Эта река текла повсюду, она омывала все берега мира. Но я был всего лишь объективом, а не фотографом. В фокус попадали толпы людей по берегам — все с чемоданами. Были здесь и животные — на ковчеге, вот где. Яне упомянул о нем, кустарно сколоченном плоте. Некто стоял там и руководил отбором, на нем был костюм орла, и он командовал ковчегом: он носился повсюду, прекращая склоки на плоту, разводя веслом диких кошек и вомбатов, отделяя
Река, а вместе с ней и ковчег устремлялись прочь из города. Человек в орлином костюме приветствовал на борту странных животных. Вдоль берега топали копытами сбежавшие из-под ножа мясника коровы. В реку въехало какое-то такси.
— Мне страшно жаль, — сказал Зигги коровам, — но у нас в ковчеге уже есть пара. Тут дело случая.

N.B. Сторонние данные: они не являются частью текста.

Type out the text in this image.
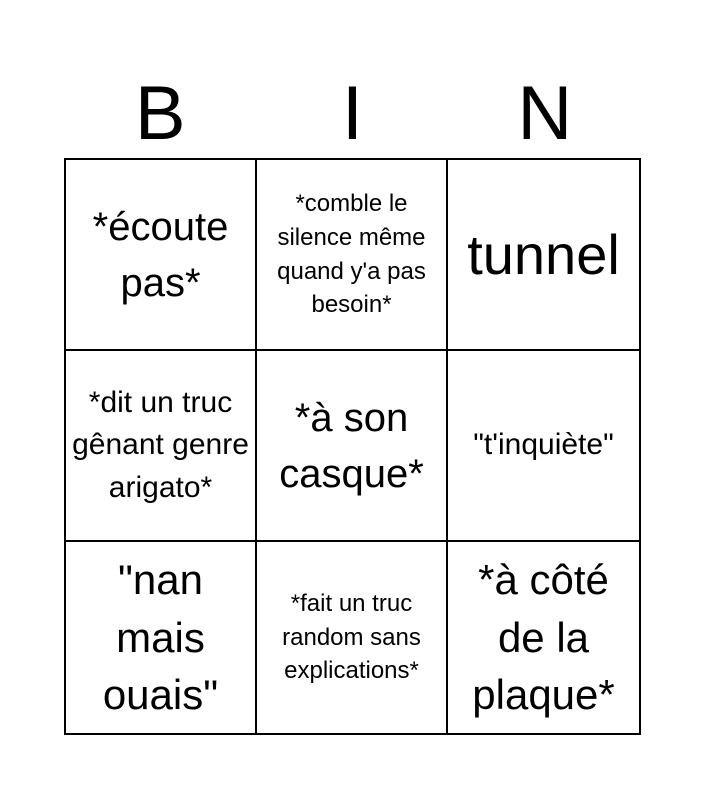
B	I	N
*écoute pas*
*comble le silence même quand y'a pas besoin*
tunnel
*dit un truc gênant genre arigato*
*à son casque*
"t'inquiète"
"nan mais ouais"
*fait un truc random sans explications*
*à côté de la plaque*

Такси все еще плавало. Невероятное количество пассажиров выгрузилось из него, двигаясь по воде вброд. Кто-то дал водителю чаевые, и он пошел ко дну вместе с такси.
А потом я увидел самого себя, пробиравшегося по воде с чемоданом над головой; мои спутники по такси переговаривались между собой.
Один ворчал:
— Определенно, нет доказательств того, что водителем был и в самом деле Зан Гланц.
— Кем бы он ни был, все равно вы дали ему слишком щедрые чаевые, — заявила какая-то женщина, и все засмеялись.
Когда я добрался до ковчега, Зигги сказал:
— Мне очень жаль, но у нас уже есть пара вас.
А я ответил:
— Ради бога, Зигги, чувство юмора — это хорошо, но…
— Если ты действительно с нами, то можешь подняться на борт, — смилостивился Зигги.
Однако зловредный Азиатский Черный Медведь был против этого.
— Я имею в виду, действительно с нами, Графф, — добавил Зигги. — Мы не можем задерживать ковчег.
Но тут Галлен взяла меня за запястья, снова приводя в чувство.
— Я тут думала, куда нам ехать дальше, Графф, — сказала она.
— Послушайте! Я с вами! — закричал я, вскочив на ноги, упав прямо в объятия Галлен и уткнувшись в болтавшуюся фуфайку.
— Графф? — позвала она. — Графф, я сказала, что думала о том, куда нам лучше поехать.
— Я тоже об этом думал, — отозвался я и прильнул к ней.
Я раскрыл глаза так широко, насколько это было возможно. И пересчитал полосы на фуфайке. Замечательные широкие полосы — две белых и одна красная от воротника до груди Галлен, где полосы изгибались; пять красных и четыре белых от груди до выступа бедра. Где я и пристроил свою голову.
Эти полоски расслабляли куда лучше, чем подсчет овец.
— Или моржей, Графф, — донесся откуда-то голос Зигги, — резвящихся в воде веселых моржей.
— Ладно, заканчивай. Я с тобой, — сказал я.
— Ну конечно, Графф, — откликнулась Галлен.
Планы
Перед самым наступлением ночи я преодолел себя и совершил длинную прогулку вверх по течению к рыбному месту, где я мог перейти вброд разбросанные горные ручьи. Я преодолел их все, пока Галлен ездила в Сингерин за пивом.